Although the researchers have experimented with the VCSEL light source for several years, light detection and data acquisition remained a challenge. These hurdles were overcome by advanced optical components designed for telecommunications applications. In their new work, the researchers used a new silicon photonics coherent optical receiver developed by Acacia Communications that replaced several bulky OCT components with integrated optics on a tiny, low-cost, single-chip photonic integrated circuit (PIC). Importantly, the PIC receiver supports the very high electrical frequencies and wide range of optical wavelengths required for swept-source OCT while also enabling what is known as quadrature detection, which doubles the OCT imaging range for a given data acquisition speed.
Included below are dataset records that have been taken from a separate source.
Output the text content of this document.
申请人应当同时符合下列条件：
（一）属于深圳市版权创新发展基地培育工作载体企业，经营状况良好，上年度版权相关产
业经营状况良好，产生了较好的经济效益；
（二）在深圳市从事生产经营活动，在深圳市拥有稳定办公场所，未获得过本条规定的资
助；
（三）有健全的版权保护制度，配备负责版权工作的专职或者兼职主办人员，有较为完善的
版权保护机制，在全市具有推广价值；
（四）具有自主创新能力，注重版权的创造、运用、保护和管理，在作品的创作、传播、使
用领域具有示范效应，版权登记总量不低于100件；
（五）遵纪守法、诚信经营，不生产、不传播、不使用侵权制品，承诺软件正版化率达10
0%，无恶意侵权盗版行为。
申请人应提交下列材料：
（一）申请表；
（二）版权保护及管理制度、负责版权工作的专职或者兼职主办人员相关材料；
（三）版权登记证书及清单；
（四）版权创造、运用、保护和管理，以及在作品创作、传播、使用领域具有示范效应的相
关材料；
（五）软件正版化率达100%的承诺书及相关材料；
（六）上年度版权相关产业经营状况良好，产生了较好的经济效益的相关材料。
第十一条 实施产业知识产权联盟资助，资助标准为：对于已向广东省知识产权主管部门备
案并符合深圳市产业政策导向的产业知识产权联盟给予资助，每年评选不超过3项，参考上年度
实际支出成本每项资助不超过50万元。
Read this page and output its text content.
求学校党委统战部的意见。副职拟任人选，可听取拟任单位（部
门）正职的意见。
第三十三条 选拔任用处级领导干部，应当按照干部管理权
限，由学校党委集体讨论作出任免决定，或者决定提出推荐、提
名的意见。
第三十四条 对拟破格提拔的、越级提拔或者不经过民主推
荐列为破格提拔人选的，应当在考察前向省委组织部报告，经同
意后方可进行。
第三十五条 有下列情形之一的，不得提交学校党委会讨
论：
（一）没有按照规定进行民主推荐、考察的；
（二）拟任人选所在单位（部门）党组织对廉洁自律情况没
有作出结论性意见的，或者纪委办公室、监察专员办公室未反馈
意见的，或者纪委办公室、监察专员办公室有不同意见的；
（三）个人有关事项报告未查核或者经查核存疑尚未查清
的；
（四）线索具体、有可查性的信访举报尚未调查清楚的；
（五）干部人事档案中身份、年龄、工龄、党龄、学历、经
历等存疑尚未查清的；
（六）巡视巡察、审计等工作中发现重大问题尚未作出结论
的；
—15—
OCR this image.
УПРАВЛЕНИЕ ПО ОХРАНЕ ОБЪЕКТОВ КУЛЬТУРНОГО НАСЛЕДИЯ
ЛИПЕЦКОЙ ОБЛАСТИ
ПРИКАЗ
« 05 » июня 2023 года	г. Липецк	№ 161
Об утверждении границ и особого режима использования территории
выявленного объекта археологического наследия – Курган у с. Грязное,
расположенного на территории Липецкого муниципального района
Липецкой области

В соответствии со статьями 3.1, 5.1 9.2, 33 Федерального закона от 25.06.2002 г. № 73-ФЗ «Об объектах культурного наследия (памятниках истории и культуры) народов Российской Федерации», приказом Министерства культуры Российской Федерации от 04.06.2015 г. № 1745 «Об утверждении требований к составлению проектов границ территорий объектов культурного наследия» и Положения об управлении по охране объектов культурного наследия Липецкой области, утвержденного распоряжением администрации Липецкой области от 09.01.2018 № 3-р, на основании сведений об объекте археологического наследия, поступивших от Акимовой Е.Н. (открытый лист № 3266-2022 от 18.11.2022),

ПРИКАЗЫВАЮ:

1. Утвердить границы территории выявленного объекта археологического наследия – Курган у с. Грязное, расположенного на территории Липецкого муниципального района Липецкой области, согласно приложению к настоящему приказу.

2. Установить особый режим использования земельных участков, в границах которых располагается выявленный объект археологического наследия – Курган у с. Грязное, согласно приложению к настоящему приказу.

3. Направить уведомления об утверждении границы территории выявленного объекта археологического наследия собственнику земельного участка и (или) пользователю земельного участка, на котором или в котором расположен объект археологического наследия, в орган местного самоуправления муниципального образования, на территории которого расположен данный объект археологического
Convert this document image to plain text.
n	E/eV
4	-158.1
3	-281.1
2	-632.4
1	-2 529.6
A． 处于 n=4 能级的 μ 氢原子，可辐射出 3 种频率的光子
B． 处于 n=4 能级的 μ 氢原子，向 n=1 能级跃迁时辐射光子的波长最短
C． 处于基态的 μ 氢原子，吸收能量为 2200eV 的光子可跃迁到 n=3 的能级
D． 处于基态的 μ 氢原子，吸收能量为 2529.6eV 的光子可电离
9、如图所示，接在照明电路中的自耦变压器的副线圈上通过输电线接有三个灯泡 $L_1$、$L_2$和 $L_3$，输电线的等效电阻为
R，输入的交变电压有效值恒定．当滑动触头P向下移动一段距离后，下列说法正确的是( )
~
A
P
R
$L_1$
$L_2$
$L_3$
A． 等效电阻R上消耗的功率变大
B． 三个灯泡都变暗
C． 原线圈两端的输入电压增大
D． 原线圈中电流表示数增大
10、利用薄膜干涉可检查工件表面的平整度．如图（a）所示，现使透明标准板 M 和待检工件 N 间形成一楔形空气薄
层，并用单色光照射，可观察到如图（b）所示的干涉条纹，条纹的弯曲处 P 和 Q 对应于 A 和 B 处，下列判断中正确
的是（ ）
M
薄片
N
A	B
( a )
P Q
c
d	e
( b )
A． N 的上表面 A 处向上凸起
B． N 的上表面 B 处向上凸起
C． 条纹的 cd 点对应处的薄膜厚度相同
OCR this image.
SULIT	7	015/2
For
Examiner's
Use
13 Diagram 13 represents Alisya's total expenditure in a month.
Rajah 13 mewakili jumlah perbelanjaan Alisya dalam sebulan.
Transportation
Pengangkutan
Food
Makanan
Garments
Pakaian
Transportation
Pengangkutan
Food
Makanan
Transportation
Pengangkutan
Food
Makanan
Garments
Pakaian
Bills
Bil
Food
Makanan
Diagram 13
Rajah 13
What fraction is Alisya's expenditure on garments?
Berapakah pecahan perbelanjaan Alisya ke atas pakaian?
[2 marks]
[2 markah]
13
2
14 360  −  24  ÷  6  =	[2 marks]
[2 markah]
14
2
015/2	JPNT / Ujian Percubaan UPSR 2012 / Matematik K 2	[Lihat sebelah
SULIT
|A schematic and photograph of the MEMS-tunable VCSEL swept laser source (a); a schematic and photograph of the silicon photonic integrated circuit (PIC) IQ receiver (b); the imaging system layout (c); a spectrum of the booster optical amplifier (BOA)-amplified VCSEL emission recorded with the OSA (d); a definition of scanning volume (e); and representations of scanned volumes for the bicycle, mannequin, gage blocks, and skull/brain that are proportionally accurate and show the position of the OCT zero delay (f). (Used with permission from Z. Wang et al./OSA; https://doi.org/10.1364/optica.3.001496)|
In the paper, the researchers showed that meter-range OCT can obtain a strong signal from surfaces of varying geometry and materials. Their tests also indicated the technique's performance has not reached the fundamental limits for the VCSEL laser source or PIC receiver. They are now working to develop and utilize even more low-cost, high-speed components, with the goal of speeding up the data acquisition and processing steps. This could eventually allow real-time OCT imaging using customized IC chips.
"As PIC technology continues to advance, one can realistically expect full OCT systems on a single chip within the next five years, dramatically lowering the size and cost," says Chris Doerr of Acacia Communications, a coauthor of the paper. "This would allow more people all over the world to benefit from OCT and open up new applications."
The researchers note that the method could also have utility in industrial and manufacturing settings, where it could potentially be used to monitor processes, take technical measurements, and nondestructively evaluate materials.